The Multi-threaded solver should only be used after the stability of the model has been determined by previous analyses.__ If the Advanced solver indicates instabilities, re-run with the Standard solver for more details__, or consider the methods below to check the model. If the Standard solver or other checks indicate sufficient stability and accuracy, then warnings from the Advanced solver can be ignored.

All three solvers report the number of negative stiffness eigenvalues found during linear equation solving ("number of eigenvalues below the shift"). This should always be __ zero__ except when performing an eigen modal analysis with a positive shift, which is not common. If the number of negative stiffness eigenvalues is not zero, a serious problem exists. This could be due to instability, very poor conditioning, or to buckling under P-delta.

A model should always be checked for stability and ill-conditioning without P-delta effects first. If the lost digits or negative stiffness eigenvalues occur only when performing P-delta analysis, please refer to the following information: P-Delta FAQ and troubleshooting.

Certain models may exhibit negative stiffness values even for linear cases in this case Select all deck/shell objects in the model, then select Assign > Shell Elements > Auto Line Constraint and uncheck the Apply to Full Structure option. This will remove auto line constraints and possibly resolve instabilities.

Regardless of the solver used, it is always recommended to carefully review the deformed shape for the gravity load case and the first few eigen-modes of vibration to make sure they are as expected. This can help determine problematic areas. Some situations where numerical instability may occur include:

- When objects of significantly different stiffness connect at a common joint.

- When the rigid-diaphragm assumption is applied to a slab with flexible interconnecting objects.

- When multiple releases are assigned to a joint, causing joint DOF to become orphaned (without stiffness).

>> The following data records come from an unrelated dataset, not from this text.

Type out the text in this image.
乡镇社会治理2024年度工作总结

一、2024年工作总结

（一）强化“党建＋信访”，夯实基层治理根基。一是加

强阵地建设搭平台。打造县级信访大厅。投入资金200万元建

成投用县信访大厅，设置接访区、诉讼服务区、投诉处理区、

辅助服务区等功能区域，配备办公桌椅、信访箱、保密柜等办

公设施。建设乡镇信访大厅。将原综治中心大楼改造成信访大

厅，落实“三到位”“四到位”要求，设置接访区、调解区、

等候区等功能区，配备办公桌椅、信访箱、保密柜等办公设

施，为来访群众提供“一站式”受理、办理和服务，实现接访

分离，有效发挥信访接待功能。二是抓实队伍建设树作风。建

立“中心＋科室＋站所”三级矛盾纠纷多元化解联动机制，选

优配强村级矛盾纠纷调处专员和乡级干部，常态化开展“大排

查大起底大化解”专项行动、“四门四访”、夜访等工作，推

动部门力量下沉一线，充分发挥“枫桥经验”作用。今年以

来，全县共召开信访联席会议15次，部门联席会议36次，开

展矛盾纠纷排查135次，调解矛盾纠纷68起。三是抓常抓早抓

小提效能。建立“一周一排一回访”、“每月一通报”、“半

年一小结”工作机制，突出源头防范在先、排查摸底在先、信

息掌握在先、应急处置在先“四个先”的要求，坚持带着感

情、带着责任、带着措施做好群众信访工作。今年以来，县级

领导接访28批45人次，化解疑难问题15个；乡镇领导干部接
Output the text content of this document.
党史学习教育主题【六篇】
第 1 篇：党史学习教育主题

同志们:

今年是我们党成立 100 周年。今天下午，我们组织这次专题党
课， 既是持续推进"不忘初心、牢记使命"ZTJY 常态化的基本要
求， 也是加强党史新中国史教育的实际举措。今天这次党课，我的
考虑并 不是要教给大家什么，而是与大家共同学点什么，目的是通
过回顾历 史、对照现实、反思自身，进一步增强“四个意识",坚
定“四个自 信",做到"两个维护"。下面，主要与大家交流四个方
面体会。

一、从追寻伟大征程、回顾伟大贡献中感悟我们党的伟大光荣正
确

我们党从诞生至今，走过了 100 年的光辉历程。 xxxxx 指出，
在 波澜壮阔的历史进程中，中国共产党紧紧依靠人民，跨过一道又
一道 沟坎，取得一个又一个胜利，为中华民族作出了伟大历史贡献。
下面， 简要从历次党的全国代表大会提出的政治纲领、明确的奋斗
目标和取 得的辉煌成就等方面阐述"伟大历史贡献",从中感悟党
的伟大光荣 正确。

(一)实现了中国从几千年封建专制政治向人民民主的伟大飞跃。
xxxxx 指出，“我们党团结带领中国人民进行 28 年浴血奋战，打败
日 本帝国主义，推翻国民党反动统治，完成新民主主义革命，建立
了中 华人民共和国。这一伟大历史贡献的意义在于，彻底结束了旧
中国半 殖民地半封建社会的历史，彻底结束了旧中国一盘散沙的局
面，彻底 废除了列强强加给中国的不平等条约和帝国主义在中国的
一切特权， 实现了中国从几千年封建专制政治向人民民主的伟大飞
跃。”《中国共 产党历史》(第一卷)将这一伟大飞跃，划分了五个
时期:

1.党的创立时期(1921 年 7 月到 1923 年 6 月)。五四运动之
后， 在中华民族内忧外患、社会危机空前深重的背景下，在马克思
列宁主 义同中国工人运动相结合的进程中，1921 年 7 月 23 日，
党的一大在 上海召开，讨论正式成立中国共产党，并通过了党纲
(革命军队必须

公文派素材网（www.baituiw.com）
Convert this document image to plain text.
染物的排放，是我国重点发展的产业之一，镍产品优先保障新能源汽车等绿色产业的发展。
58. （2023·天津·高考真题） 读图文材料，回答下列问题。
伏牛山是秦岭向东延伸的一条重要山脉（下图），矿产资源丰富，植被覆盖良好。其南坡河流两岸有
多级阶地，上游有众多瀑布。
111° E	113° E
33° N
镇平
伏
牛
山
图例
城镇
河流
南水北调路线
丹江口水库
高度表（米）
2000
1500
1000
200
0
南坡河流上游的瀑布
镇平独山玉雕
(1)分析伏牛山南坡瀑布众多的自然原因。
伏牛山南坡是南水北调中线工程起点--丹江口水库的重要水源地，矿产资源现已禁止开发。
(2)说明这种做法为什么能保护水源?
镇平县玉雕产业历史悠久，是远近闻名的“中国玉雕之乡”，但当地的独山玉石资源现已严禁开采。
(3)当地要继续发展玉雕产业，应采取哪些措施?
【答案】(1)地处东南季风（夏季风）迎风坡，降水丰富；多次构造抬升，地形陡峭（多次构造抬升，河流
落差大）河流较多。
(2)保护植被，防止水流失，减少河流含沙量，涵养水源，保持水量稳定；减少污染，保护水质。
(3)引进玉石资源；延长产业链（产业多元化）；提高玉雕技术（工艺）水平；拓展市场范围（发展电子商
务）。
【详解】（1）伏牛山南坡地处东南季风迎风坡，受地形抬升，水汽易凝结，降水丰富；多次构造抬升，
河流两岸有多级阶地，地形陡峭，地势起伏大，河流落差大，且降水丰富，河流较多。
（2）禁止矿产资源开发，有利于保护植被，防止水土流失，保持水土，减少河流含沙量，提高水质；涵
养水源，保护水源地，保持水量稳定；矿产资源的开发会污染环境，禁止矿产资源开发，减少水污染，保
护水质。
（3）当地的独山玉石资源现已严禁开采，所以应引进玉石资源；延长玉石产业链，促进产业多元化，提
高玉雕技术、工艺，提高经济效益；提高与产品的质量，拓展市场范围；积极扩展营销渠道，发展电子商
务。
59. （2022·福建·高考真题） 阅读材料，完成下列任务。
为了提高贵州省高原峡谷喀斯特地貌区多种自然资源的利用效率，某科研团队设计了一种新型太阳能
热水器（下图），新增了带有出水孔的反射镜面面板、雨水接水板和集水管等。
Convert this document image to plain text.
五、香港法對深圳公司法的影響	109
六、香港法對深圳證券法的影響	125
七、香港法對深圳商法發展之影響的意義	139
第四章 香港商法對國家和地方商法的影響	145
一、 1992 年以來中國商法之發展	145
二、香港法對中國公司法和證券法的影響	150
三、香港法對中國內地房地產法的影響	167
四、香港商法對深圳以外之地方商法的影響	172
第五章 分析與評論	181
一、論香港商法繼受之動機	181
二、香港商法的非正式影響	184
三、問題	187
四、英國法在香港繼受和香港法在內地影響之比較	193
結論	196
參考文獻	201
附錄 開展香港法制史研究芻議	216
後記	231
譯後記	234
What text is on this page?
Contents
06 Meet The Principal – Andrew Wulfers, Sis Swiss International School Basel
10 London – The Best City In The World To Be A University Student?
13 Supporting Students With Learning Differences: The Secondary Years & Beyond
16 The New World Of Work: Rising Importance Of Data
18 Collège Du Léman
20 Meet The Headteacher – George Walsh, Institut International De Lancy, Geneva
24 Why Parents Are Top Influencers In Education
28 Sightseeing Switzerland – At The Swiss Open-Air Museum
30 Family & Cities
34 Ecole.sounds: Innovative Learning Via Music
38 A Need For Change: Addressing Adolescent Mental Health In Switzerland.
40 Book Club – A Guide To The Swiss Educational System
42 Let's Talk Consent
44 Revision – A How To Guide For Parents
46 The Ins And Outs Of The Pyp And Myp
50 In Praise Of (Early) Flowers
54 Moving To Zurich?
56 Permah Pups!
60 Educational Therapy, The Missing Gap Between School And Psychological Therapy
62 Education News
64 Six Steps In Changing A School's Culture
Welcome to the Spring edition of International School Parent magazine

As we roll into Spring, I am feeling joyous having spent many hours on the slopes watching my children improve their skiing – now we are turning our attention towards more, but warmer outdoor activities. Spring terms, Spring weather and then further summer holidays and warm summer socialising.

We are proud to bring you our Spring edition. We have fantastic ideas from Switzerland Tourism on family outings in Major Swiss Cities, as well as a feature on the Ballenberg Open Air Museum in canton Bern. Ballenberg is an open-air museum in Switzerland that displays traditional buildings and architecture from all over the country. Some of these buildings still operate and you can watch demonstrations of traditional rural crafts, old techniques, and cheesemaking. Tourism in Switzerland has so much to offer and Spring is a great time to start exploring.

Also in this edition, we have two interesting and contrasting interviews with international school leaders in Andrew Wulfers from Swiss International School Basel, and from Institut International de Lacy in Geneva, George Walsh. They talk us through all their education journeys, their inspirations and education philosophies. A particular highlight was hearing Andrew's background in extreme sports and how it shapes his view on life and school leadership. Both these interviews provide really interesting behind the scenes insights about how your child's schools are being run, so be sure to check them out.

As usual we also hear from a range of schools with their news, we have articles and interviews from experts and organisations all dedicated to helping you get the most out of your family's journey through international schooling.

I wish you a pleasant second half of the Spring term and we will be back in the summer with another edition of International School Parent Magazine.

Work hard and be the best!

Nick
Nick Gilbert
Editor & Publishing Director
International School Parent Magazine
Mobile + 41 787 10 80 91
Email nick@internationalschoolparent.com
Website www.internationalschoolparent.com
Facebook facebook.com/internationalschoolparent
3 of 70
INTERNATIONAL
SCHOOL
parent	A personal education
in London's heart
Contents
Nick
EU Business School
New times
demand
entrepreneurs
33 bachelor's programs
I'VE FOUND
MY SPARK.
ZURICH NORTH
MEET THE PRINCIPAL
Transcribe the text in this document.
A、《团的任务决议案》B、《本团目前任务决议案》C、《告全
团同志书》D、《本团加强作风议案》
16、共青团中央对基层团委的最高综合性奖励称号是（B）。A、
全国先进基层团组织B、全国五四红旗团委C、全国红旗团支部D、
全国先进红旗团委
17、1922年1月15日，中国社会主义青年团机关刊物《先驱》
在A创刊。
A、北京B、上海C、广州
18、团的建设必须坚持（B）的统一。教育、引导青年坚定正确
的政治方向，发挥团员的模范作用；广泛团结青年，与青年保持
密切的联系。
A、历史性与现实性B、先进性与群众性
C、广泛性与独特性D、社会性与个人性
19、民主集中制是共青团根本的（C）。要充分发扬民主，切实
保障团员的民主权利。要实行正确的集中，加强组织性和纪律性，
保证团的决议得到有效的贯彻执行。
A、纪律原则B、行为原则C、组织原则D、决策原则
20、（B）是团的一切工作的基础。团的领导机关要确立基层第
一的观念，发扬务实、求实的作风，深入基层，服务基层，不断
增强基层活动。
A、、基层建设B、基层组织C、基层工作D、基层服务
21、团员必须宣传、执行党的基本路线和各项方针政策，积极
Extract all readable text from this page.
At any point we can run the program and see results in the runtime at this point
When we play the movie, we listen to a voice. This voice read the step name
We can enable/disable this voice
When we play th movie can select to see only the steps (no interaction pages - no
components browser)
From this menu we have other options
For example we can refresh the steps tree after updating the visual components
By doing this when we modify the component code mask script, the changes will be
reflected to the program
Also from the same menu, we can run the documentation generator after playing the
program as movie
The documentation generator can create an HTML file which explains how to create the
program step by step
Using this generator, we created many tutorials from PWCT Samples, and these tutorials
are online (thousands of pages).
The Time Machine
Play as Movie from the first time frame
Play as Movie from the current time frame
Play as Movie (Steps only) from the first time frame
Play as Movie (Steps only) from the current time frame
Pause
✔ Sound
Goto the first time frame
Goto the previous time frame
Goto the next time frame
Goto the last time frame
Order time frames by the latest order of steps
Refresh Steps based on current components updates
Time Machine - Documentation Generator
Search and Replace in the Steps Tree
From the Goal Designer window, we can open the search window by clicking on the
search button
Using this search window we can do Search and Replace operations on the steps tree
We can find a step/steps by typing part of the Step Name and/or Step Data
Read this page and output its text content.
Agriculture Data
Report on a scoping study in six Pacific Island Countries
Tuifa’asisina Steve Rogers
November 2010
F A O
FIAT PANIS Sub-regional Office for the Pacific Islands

- There exist orphan nodes or elements that are not correctly attached to the rest of the structure, laterally un-braced members, or other mechanisms. Reviewing the deformed-shape animation under gravity cases and modal cases usually helps locate these orphan elements, which will be deflecting by large amounts and out-of-phase with rest of the structure

- The auto-merge tolerance may be too small, resulting in different connectivity than expected. The default is 0.1 inch or 1mm, and rarely needs to be changed. It can be reviewed using the command Options>Tolerances.

Note that Eigen modal analysis is recommended for finding instabilities and numerical problems and to better understand your structure, even though Ritz analysis is preferred for performing subsequent dynamic analyses (response-spectrum and modal time-history).

**Recommendations for Large Models**

In the case of very large models, running the standard solver can take an impractical amount of time. In this case we recommend:

- Make a copy of the model, and add unit mass to all 6 DOF at every joint. Rotational inertial is necessary to pick up torsional modes for frame elements.

- Make sure the mass source is defined as from self-weight and additional masses, includes vertical mass, and is
**not**lumped at stories

- Run an Eigen modal analysis. Use the Advanced or Multi-threaded solver. A dozen modes is enough to detect problems

- Rigid-body modes or mechanisms will usually generate eigen-modes with very large periods (positive or negative). If you cannot see the deformed shape (such as for torsional column modes), generate a table of joint deflections and sort to find the largest values.

- Once the shape of the mechanism or rigid-body mode is determined, correct the connectivity or other contributing problems and check the model again before continuing with further analysis and design.